One book mentioned in this conclusion is Ellen Ullman’s Close to the Machine:

(page 258, paragraph breaks and emphasis mine)

[Ullman’s life is] flexible and mobile and it demands that she build small tribes around a shared mission and link them together with information and information technologies. To the extent that Ullman tries to change the world, she does so as Buckminster Fuller might suggest she should: by designing new technologies for the management of information and the transformation of society’s resources into knowledge on which others can act.

Yet Ullman’s turn toward technologies of consciousness and toward social and economic networks has hardly brought her into the community she seeks… Cut off from… membership in permanent corporate and civic communities… her power derives primarily from what knowledge of technological systems she can carry with her and secondarily from her networks of professional friends. Her personal links to her colleagues are tenuous and brief. She is lonely. And the situation is not likely to change anytime soon.

As Ullman’s example suggests, coupling one’s life to the technologies of consciousness does not necessarily amplify one’s intellectual or emotional abilities or help one create a more whole self. On the contrary, it may require individuals to deny their own bodies, the rhythms of the life cycle, and, to the extent that their jobs require them to collaborate with far-away colleagues, even the rhythms of day and night..

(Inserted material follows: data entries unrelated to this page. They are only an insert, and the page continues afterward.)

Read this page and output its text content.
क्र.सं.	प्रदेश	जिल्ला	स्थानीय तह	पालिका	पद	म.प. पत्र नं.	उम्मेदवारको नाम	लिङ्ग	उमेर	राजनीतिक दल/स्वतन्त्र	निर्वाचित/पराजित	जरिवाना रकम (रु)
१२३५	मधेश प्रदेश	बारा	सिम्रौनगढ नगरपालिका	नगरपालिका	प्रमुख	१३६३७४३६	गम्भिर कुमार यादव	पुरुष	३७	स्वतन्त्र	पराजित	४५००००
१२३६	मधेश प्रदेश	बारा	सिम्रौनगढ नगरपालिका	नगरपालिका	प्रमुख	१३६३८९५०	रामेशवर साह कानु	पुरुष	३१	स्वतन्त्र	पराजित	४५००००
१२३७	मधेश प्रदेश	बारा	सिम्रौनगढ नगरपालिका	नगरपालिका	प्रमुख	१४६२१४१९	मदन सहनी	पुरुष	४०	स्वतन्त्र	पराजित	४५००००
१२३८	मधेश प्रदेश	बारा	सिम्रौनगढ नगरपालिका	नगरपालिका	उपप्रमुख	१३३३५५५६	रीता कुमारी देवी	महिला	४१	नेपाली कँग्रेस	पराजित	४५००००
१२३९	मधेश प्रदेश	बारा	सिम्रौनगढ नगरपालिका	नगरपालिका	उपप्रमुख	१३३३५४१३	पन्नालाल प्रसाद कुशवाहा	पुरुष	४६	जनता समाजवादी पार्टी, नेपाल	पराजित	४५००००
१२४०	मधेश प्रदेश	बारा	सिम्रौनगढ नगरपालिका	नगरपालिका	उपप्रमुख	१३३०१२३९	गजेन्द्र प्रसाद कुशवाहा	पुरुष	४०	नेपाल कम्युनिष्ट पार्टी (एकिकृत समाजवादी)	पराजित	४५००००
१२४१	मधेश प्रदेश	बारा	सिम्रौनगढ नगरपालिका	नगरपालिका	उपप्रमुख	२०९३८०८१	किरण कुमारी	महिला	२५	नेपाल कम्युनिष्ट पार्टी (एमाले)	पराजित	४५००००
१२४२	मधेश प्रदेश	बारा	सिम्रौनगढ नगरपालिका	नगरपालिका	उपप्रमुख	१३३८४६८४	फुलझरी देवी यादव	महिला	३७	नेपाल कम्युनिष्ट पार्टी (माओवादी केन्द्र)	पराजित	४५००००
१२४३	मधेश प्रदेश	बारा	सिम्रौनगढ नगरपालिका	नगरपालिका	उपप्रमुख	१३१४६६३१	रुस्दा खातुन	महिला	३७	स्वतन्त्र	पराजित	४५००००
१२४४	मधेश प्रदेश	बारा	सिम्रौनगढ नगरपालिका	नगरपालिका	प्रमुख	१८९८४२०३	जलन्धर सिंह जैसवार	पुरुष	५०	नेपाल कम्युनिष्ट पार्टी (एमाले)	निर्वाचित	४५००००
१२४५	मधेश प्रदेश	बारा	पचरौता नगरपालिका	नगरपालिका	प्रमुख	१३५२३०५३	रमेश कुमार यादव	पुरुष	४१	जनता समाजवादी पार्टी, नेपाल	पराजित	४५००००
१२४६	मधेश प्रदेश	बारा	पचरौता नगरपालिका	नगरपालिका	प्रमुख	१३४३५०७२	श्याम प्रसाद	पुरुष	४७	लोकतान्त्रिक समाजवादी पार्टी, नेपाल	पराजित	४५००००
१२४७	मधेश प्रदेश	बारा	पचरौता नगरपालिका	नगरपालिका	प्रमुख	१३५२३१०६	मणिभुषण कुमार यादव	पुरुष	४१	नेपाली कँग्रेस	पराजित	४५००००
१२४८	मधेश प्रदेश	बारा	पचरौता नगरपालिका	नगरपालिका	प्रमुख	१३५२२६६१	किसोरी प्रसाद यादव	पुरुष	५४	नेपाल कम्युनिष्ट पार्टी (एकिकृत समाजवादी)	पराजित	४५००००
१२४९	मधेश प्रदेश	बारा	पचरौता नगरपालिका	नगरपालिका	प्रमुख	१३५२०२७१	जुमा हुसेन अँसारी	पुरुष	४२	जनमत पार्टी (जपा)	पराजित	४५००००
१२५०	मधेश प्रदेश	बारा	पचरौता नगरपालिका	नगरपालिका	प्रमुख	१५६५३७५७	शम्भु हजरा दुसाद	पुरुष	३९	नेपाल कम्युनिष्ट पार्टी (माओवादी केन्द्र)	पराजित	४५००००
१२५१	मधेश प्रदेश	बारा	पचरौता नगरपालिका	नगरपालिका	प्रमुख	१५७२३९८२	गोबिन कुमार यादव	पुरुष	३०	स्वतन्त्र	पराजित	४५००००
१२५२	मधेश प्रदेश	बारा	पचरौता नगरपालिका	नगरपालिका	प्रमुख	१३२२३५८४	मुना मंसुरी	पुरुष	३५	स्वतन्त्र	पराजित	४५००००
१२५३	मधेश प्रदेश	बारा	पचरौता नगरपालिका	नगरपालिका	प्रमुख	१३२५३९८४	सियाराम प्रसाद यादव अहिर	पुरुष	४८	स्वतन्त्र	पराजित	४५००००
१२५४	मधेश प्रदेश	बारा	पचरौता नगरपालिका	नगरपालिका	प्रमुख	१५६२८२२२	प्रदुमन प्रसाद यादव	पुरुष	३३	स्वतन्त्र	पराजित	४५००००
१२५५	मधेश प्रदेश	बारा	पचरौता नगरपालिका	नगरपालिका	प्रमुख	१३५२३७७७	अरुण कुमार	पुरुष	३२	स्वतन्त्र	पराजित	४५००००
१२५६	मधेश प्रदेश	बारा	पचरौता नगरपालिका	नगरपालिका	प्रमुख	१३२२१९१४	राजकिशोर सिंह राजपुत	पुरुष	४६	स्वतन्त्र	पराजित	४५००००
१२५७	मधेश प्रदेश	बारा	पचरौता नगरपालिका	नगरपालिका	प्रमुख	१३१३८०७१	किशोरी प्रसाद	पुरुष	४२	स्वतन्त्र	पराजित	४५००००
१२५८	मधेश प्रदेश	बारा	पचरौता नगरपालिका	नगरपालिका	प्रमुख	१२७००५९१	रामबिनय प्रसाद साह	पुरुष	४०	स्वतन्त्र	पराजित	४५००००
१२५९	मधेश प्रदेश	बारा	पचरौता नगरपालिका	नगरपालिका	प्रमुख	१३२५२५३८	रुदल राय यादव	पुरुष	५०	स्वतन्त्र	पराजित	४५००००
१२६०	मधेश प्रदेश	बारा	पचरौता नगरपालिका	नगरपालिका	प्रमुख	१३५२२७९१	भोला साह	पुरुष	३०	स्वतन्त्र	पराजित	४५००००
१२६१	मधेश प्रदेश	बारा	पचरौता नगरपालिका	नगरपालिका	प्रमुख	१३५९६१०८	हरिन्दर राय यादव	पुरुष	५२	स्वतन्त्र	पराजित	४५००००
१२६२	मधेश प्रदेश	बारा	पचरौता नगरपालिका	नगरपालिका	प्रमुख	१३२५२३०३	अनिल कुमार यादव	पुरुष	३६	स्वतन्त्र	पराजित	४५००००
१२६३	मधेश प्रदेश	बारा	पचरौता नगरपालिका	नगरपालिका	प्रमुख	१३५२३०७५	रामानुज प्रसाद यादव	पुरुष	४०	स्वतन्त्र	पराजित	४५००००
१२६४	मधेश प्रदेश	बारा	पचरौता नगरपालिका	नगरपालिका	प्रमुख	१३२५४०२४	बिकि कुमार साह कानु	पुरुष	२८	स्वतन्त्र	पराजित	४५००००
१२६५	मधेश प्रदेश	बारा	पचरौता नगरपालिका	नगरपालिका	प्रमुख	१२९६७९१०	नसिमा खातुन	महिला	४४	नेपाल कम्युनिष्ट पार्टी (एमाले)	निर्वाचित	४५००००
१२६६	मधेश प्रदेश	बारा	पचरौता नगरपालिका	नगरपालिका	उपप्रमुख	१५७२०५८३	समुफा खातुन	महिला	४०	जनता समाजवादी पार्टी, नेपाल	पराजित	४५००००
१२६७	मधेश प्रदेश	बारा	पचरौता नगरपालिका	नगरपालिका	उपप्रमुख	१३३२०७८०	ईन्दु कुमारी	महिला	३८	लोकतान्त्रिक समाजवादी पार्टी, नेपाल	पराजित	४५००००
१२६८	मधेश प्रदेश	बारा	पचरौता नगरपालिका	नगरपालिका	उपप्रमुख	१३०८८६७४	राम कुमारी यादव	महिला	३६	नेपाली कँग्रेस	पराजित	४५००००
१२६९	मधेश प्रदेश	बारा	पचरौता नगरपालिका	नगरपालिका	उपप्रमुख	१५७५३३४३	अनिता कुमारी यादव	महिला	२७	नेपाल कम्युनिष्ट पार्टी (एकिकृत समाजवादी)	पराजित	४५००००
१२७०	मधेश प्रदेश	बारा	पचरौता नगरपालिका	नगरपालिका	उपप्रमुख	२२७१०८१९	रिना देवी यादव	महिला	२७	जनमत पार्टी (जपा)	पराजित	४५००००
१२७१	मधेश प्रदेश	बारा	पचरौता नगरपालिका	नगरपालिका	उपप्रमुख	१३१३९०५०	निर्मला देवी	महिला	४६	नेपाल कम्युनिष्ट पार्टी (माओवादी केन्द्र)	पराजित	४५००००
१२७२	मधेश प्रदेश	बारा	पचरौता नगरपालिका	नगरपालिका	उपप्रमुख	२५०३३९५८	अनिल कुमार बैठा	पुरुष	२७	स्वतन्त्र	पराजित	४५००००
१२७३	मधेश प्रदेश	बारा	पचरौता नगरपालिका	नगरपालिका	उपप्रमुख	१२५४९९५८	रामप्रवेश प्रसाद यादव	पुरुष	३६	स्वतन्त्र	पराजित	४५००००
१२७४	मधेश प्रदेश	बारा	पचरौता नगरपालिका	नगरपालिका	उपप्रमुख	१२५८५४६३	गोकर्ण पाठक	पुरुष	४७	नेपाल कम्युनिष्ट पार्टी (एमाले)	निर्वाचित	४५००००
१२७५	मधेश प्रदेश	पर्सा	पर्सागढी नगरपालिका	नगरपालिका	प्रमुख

It may in fact result in every bit as thorough an integration of the individual into the economic machine as the one threatened by the military-industrial-academic bureaucracy forty years earlier.

And the pointed critique (page 260):

The rhetoric of peer-to-peer informationalism, however, much like the rhetoric of consciousness out of which it grew, actively obscures the material and technical infrastructure on which both the Internet and the lives of the digital generation depend. Behind the fantasy of unimpeded information flow lies the reality of millions of plastic keyboards, silicon wafers, glass-faced monitors and endless miles of cable. All of these technologies depend on manual laborers, first to build them and later to tear them apart.

This is followed by a brief description of both environmental impact and that this physical burden falls upon those who lack social and financial resources.

Like the communards of the 1960s, the techno-utopians of the 1990s denied their dependency on any but themselves. At the same time, they developed a way of thinking and talking about digital technologies from which it was almost impossible to challenge their own elite status…. Even as they conjured up visions of a disembodied, peer-to-peer utopia, and even as they suggested that such a world would in fact represent a return to a more natural, more intimate state of being, writers such as Kevin Kelly, Esther Dyson, and John Perry Barlow deprived their many readers of a language with which to think a bout the complex ways in which embodiment shapes all of human life, about the natural and social infrastructures on which that life depends, and about the effects that digital technologies and the network mode of production might have on life and its essential infrastructures.